The mature cortex generates a variety of oscillatory activities that play a central role in different physiological and pathophysiological processes (for comprehensive review, see Buzsáki, 2006). The adult cerebral cortex reveals a rhythmic pattern of activity approximately once every 3–5 s, which is generated by intracortical recurrent excitation and regulated by synaptic inhibition (so-called ‘UP’ or depolarized state; Sanchez-Vives & McCormick, 2000). This intrinsic activity pattern can be observed in the mature cortex in vivo (for review, see Destexhe et al., 2003), as well as in neocortical slices when the bath solution resembles the in vivo situation in its ionic composition (e.g. 1 mm Ca²⁺, 1 mm Mg²⁺, 3.5 mm K⁺Sanchez-Vives & McCormick, 2000). However, these recurrent depolarizations occur less frequently in neocortical slices from immature animals (Tseng & O'Donnell, 2005), especially when the slices are relatively thin (300 µm).

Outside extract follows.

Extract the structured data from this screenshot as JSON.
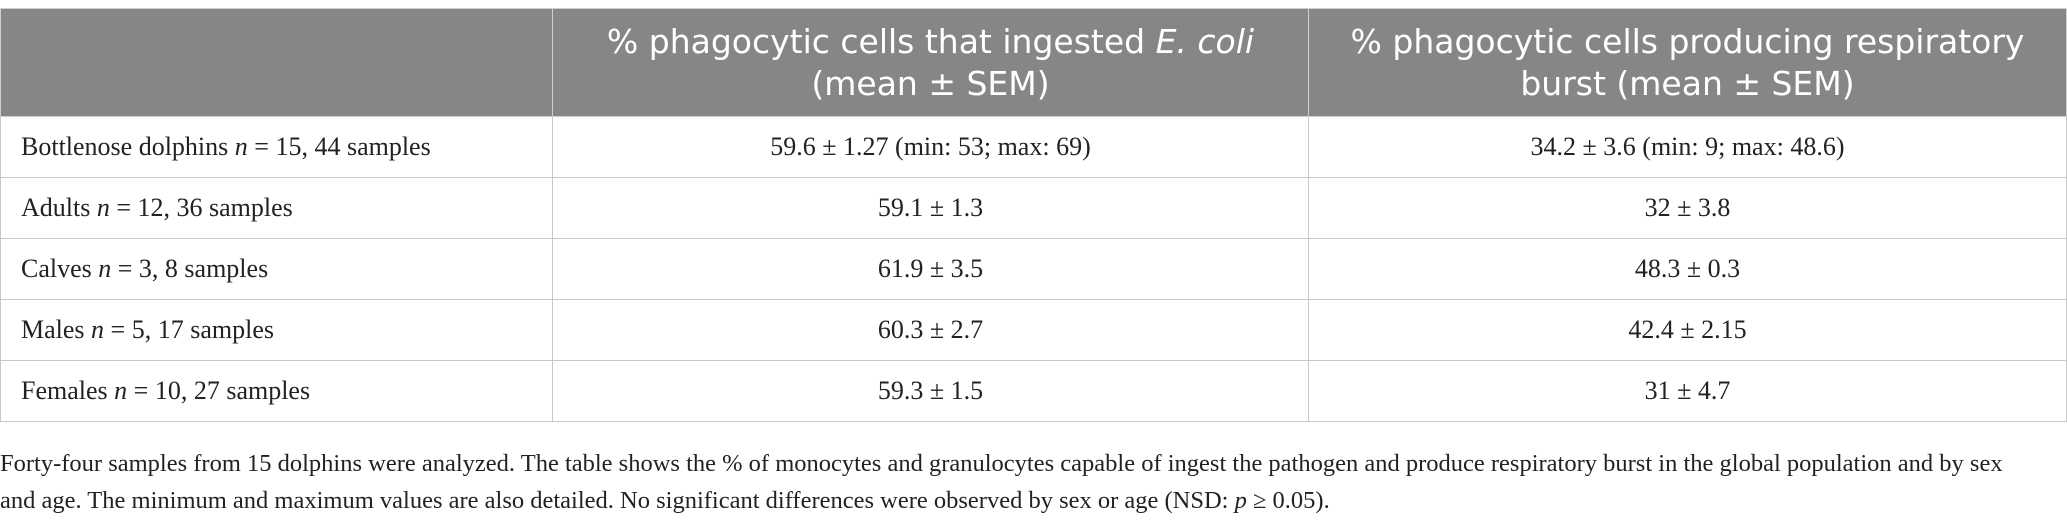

The functional role of oscillatory network activity in the pre- and neonatal cortex is currently not clear. It has been suggested that certain temporal patterns of electrical activity and intracellular calcium signalling may play specific roles in the activity-dependent regulation of gene expression, and that specific genes are regulated by specific patterns of activity (for review, see Fields et al., 2005; Torborg & Feller, 2005). Two recent reports have demonstrated that the periodic spontaneous activity pattern of retinal ganglion cells is correlated with activation of the cAMP pathway, which is needed for the ordering of the retinotopic map (Dunn et al., 2006; Nicol et al., 2007). Retinal ganglion cells must fire high-frequency bursts with a slow periodicity on a timescale of seconds to minutes to activate the intracellular biochemical cascade. Repetitive burst discharges also represent the ideal stimulus pattern for the secretion of brain-derived neurotrophic factor (for review, see Lessmann et al., 2003), which plays a central role as survival factor and in the activity-dependent formation of early neuronal networks (for review, see Huang & Reichardt, 2001). Early oscillatory activity may not only control progressive processes as network formation, but also regressive processes, such as the activity-dependent regulation of programmed cell death in the developing cerebral cortex (Heck et al., 2007). It remains to be elucidated which electrical activity patterns and which molecular mechanisms regulate the formation of neuronal networks during early stages of corticogenesis.